Le gardien de but stéphanois, René Llense, onze sélections en équipe de France (1935-1939), est affecté dans une école primaire puis un collège stéphanois pour 1 769 francs par mois, soit pas tellement moins que ce qu'il percevait comme professionnel avant-guerre. Il n'est plus payé par l'AS Saint-Étienne mais devient un fonctionnaire du commissariat aux Sports de Vichy. Treize ans après sa création (en 1932), « le football professionnel est nationalisé », résume Pascal Charroin.

C’est à Saint-Étienne, alors septième plus grande ville de France, que la colère gronde le plus fort. L'ASSE est dirigée par Pierre Guichard, 37 ans, fils de Geoffroy auquel il a aussi succédé à la tête des établissements Casino. L'héritier mobilise toutes les notabilités locales, jusqu'au tout-puissant comité des houillères qui s'adresse officiellement au préfet de la Loire, au colonel Pascot et même au chef du gouvernement, Pierre Laval : « La présence à Saint-Étienne d'une bonne équipe de football professionnel a une influence d'ordre moral sur la jeunesse et en particulier la jeunesse ouvrière des houillères (...) Le football permet de détourner la jeunesse de la fréquentation exagérée des cinémas et des cabarets très répandue chez les mineurs », plaident les grands patrons des mines stéphanoises. « S'il ne doit y avoir qu'une équipe de football, elle doit être à Saint-Étienne », exigera quelques semaines plus tard l'hebdomadaire local Nos Sports fondé par Pierre Guichard lui-même.

Mais le colonel Pascot se montre intraitable avec l'ASSE. Pierre Guichard démissionne de la présidence, et trois Verts refusent de rejoindre l'équipe de Lyon-Lyonnais. « Stéphanois je suis, Stéphanois je reste, dussé-je abandonner le football », déclare solennellement le milieu de terrain Jean Snella, qui deviendra après la guerre un entraîneur célèbre et donnera son nom à la tribune sud du stade Geoffroy-Guichard. Snella et ses coéquipiers Ignace Tax et Thomas Lauer sont, dans un premier temps, radiés à vie, avant de bénéficier d'une grâce conditionnelle.
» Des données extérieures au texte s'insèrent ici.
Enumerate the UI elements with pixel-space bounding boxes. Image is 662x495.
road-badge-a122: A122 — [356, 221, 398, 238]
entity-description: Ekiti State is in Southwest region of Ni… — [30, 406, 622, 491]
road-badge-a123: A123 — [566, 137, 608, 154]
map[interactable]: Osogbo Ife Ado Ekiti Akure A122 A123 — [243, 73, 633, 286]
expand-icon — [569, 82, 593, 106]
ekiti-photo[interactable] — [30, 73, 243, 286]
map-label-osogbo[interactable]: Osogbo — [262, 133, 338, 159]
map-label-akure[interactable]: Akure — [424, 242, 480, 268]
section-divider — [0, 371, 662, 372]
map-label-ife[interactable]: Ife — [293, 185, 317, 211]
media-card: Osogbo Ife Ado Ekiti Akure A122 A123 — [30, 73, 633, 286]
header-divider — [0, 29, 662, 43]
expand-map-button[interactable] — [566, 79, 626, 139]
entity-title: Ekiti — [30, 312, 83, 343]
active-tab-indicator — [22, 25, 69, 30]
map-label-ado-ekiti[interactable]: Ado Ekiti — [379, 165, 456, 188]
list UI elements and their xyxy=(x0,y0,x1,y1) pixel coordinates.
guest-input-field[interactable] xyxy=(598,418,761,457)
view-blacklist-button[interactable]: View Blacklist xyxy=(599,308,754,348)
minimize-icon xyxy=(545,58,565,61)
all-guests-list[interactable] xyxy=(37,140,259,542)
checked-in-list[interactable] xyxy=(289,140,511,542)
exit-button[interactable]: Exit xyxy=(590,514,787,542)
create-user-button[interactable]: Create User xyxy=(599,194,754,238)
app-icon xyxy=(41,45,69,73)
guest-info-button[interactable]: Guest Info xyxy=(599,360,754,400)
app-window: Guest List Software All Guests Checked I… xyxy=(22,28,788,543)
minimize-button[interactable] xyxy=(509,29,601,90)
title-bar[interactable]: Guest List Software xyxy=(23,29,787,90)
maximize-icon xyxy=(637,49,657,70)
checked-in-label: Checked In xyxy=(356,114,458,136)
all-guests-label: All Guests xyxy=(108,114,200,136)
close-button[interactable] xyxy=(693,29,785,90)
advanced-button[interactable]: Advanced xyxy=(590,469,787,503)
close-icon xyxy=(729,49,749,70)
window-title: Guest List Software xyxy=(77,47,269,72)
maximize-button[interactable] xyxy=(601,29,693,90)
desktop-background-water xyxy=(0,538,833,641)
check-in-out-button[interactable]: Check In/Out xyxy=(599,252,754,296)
« En échange, les dirigeants et sportifs stéphanois ne doivent pas persévérer dans une attitude d'opposition qui risque de nuire à l'intérêt général et à leur intérêt particulier », demandent Pascot et ses sbires du commissariat aux Sports. Finalement, cinq Stéphanois (René Llense, Abdelkader Amar, Joseph Rich, Roger Rolhion et Aridex Calligaris) rejoignent en traînant les crampons l'équipe de Lyon-Lyonnais. Parmi leurs nouveaux coéquipiers figure notamment Jean Belver, alors joueur au LOU et futur double champion de France (1951-1952) avec Nice.

L'équipe fédérale lyonnaise compte donc quelques joueurs de talent, mais la « désertion » de Jean Snella et des deux autres Verts laisse un grand trou dans l'effectif et les débuts sont rocambolesques. Pour son premier déplacement, à Saint-Ouen (Seine-Saint-Denis), l'équipe de Lyon-Lyonnais débarque avec seulement neuf joueurs opérationnels ! Les dirigeants lyonnais sont obligés de se rendre au siège de la FFF pour demander de l'aide. L'hebdomadaire stéphanois Nos sports s'en délecte : « La FFF alerta par pneumatique un certain nombre de joueurs susceptibles de parer aux défaillances, on les informait qu'une occasion s'offrait à eux de "rendre service" à la 3F. » C'est ainsi que furent recrutés en catastrophe un amateur troyen (Fourmont) et un autre du Racing (Bordes).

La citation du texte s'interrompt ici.